* Brent hits 6-month low, U.S. crude 4-1/2 month bottom
* EIA announces 4.4 mln barrel U.S. crude draw, more than
expected
* Gasoline build exceeds expectations too, negating crude
draw
(Updates with settlement prices, paragraphs 5-7)
By Barani Krishnan
NEW YORK, Aug 5 (Reuters) - Oil prices hit multi-month lows
on Wednesday after a surge in gasoline stockpiles in the United
States as the summer season, the country's biggest demand period
for motor fuels, neared its end.
Futures of Brent, the global oil benchmark, hit a six-month
bottom while that of U.S. crude touched a 4-1/2-month trough,
despite a bigger-than-expected drawdown in U.S. crude stockpiles
announced by the Energy Information Administration.
Traders and investors focused instead on the unexpectedly
large build in gasoline inventories and its impact on refining
margins.
"The resulting lower refining margins will decrease the
incentive for crude oil processing, leading eventually to a
renewed rise in crude oil stocks from an already lofty level,"
Carsten Fritsch, senior commodity analyst at Frankfurt-based
Commerzbank AG (XETRA:CBKG), told the Reuters Global Oil Forum.
U.S. crude futures CLc1 settled down 59 cents, or 1.3
percent, at $45.15 a barrel, hitting a low last seen in March of
$44.83. The market initially rallied nearly $1, reacting to the
drawdown in crude stockpiles before retreating on the gasoline
numbers.
Futures of Brent LCOc1 closed 40 cents lower at $49.59 a
barrel, after falling to a January low of $49.02.
Gasoline futures RBc1 settled down almost 1 percent,
hitting a 5-1/2 month low.
A pre-summer rally in gasoline and diesel was one of the
main drivers for higher crude prices in the second quarter.
Margins for gasoline CL-RB1=R are down $9 a barrel from July
highs, while those for ultra-low-sulfur diesel HOc1 have
fallen about $5 from last month's peak.
The EIA said U.S. crude inventories USOILC=ECI fell by 4.4
million barrels last week, three times more than the 1.5 million
barrels forecast by analysts in a Reuters poll.
Gasoline stocks USOILG=ECI rose by 811,000 barrels, versus
expectations for a 500,000-barrel drop.
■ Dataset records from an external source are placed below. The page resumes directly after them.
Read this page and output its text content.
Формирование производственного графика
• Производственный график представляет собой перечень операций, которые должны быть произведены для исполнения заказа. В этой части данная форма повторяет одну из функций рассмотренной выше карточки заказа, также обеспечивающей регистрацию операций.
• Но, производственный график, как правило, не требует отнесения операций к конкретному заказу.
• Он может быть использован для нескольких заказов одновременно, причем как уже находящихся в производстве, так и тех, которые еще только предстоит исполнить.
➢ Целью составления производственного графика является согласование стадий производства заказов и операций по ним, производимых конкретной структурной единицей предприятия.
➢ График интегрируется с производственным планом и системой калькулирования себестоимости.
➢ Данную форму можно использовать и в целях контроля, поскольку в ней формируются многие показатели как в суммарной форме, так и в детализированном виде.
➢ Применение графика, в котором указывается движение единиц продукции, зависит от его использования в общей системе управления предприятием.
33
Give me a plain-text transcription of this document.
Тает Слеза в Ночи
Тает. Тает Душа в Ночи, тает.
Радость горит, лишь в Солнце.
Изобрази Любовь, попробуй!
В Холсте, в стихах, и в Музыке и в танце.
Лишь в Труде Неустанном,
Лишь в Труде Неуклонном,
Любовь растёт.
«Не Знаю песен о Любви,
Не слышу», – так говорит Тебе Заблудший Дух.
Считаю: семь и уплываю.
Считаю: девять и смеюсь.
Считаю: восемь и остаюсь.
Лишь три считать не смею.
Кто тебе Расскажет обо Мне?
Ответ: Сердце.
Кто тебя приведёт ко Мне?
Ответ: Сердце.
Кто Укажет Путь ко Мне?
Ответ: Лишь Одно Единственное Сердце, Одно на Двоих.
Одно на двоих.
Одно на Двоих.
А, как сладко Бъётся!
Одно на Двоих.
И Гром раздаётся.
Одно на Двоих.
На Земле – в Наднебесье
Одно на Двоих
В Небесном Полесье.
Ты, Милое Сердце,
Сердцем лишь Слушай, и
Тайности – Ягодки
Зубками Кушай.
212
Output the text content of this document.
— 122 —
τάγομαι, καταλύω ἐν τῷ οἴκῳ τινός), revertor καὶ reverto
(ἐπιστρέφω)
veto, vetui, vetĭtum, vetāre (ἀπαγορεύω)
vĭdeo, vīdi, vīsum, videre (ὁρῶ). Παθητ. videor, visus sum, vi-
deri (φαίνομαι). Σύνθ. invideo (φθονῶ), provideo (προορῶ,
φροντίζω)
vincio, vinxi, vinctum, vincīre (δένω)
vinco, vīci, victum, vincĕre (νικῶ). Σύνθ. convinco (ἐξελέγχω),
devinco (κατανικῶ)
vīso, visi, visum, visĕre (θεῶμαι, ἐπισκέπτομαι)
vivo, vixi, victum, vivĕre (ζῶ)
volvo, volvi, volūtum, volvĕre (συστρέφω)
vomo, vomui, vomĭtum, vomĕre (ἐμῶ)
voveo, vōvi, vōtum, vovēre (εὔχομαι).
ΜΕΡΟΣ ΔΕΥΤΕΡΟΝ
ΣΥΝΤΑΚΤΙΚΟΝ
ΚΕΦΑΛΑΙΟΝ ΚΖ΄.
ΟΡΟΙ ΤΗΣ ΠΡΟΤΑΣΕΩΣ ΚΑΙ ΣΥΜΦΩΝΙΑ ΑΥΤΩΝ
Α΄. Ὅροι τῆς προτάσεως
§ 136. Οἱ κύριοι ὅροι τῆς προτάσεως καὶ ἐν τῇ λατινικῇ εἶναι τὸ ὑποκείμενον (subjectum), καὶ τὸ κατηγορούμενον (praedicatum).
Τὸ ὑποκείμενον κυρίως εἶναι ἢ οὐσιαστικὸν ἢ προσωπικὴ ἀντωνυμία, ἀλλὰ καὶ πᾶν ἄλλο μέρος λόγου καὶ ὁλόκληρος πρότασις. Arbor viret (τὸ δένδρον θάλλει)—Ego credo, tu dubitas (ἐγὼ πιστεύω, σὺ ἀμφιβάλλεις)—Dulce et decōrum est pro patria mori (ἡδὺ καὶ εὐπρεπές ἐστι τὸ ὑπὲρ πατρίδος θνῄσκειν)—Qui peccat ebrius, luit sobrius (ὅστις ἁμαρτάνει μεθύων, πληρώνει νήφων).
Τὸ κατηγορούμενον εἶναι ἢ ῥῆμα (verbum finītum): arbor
Inventories of
distillates, which include diesel, grew as well, although the
rise of 709,000 barrels was less than half of forecast levels.
EIA/S
U.S. crude futures fell 21 percent in July and Brent lost 18
percent as the global oil oversupply grew from record pumping by
the biggest Middle East producers and slowing Chinese demand. A
rise over the last fortnight in the number of rigs actively
drilling for oil in the United States added to concerns.
"The overarching theme in the oil market ... is the status
of U.S. oil supply and whether or not we'll be facing an
imminent decline and the latest weekly data hasn't brought any
comfort relative to those kind of expectations," said Harry
Tchilinguirian, oil analyst for BNP Paribas (PARIS:BNPP) in London.